But in his dreams she was still at Hillhead, doing the things she always did, helping his mother with the cooking - peeling tatties or baking, milking the cow that they'd had then in the byre by the house, squatting beside the animal, pulling and squeezing the teats, murmuring a little song to herself as she worked. And all the time getting thinner, so at the end of the dream, just before he woke up sweating, all that was left of her was her smile caked in blood and her slanting grey eyes.
Now, sitting in his mother's chair, watching the hands of her clock, those nightmares returned. The people he imagined waiting outside weren't strangers. He had a vision of his sister, banging on the window, rattling the door, surprised that it was locked.
He stood up and poured himself a tumbler of whisky. His hands were shaking. He was going daft, sitting here. Anyone would be the same, locked in a room with no view out, just waiting for the police to take him. He shook his head to clear it of the foolishness, and tried to remember Agnes as she was when she was well. He'd always been ungainly and slow, but she was dainty as a bird, flying across the fields on the short cut to school, her hair streaming behind her. 'Look at your sister,' his mother would say, trying to shame him. 'She's younger than you and she doesn't break everything she touches. She's not a big, clumsy fool. Why can't you be more like her?'
He pictured her in the schoolyard skipping. 'Two other girls were holding the ends of a long rope and Agnes had been jumping, not chanting the rhyme, but frowning in concentration, counting the steps in her head. He'd watched, proud of her, so proud that the grin had spread across his face and had stayed there all day. She'd been wearing a cotton print dress, faded from too much washing and so short now that when she jumped you could almost see her knickers.

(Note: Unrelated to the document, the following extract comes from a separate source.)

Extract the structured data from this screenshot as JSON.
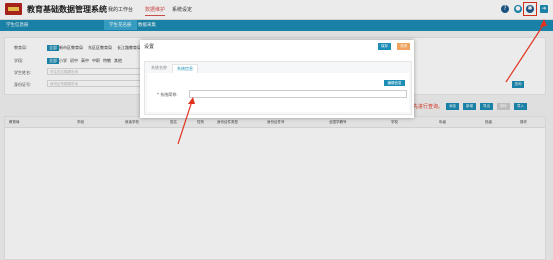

Had Catriona been one for skipping? It bothered him that he couldn't be certain. He'd seen her sometimes in the schoolyard, when he'd found reason to walk down to the shore, to pull out a useful piece of driftwood, some netting or a barrel. Mostly she'd been standing, surrounded by two or three of her chums, chatting and giggling. Those had been different times, he thought. It wasn't like when he and Agnes were children. When Catriona was growing up, she had television in the house and there'd been catalogues to buy modern clothes from. There'd been more to play with than an old piece of rope.
The oil had come to the islands and there'd been money for computers and fancy games and the teachers had taken the children on trips south. Once there'd been a school trip to Edinburgh. A couple of the mothers had gone, all dressed up for the adventure, and Mrs Henry, the teacher, standing there with her sheet of paper when the bus came to take them to the airport, ticking them all off, though surely she must know them all. Catriona had loved the city. She'd talked about it for days when she got home.
She came up to Hillhead specially to tell Mary Tait about it and he'd broken off from his work to listen. He'd never left Shetland and asked so many questions - about the buses and the big shops and what like it was to travel on a train - that Catriona had laughed at him and said one day he should go to Edinburgh. It was only an hour on the plane.
The next time she'd come to Hillhead was the day she disappeared. It had been dreadful weather, an awful wind for the season, not cold, but fierce, blowing from the south west. And her mother had sent her out and she'd been bored, so she'd landed up here, teasing and tormenting, wicked as if the wind had got inside her and made her flighty and wild.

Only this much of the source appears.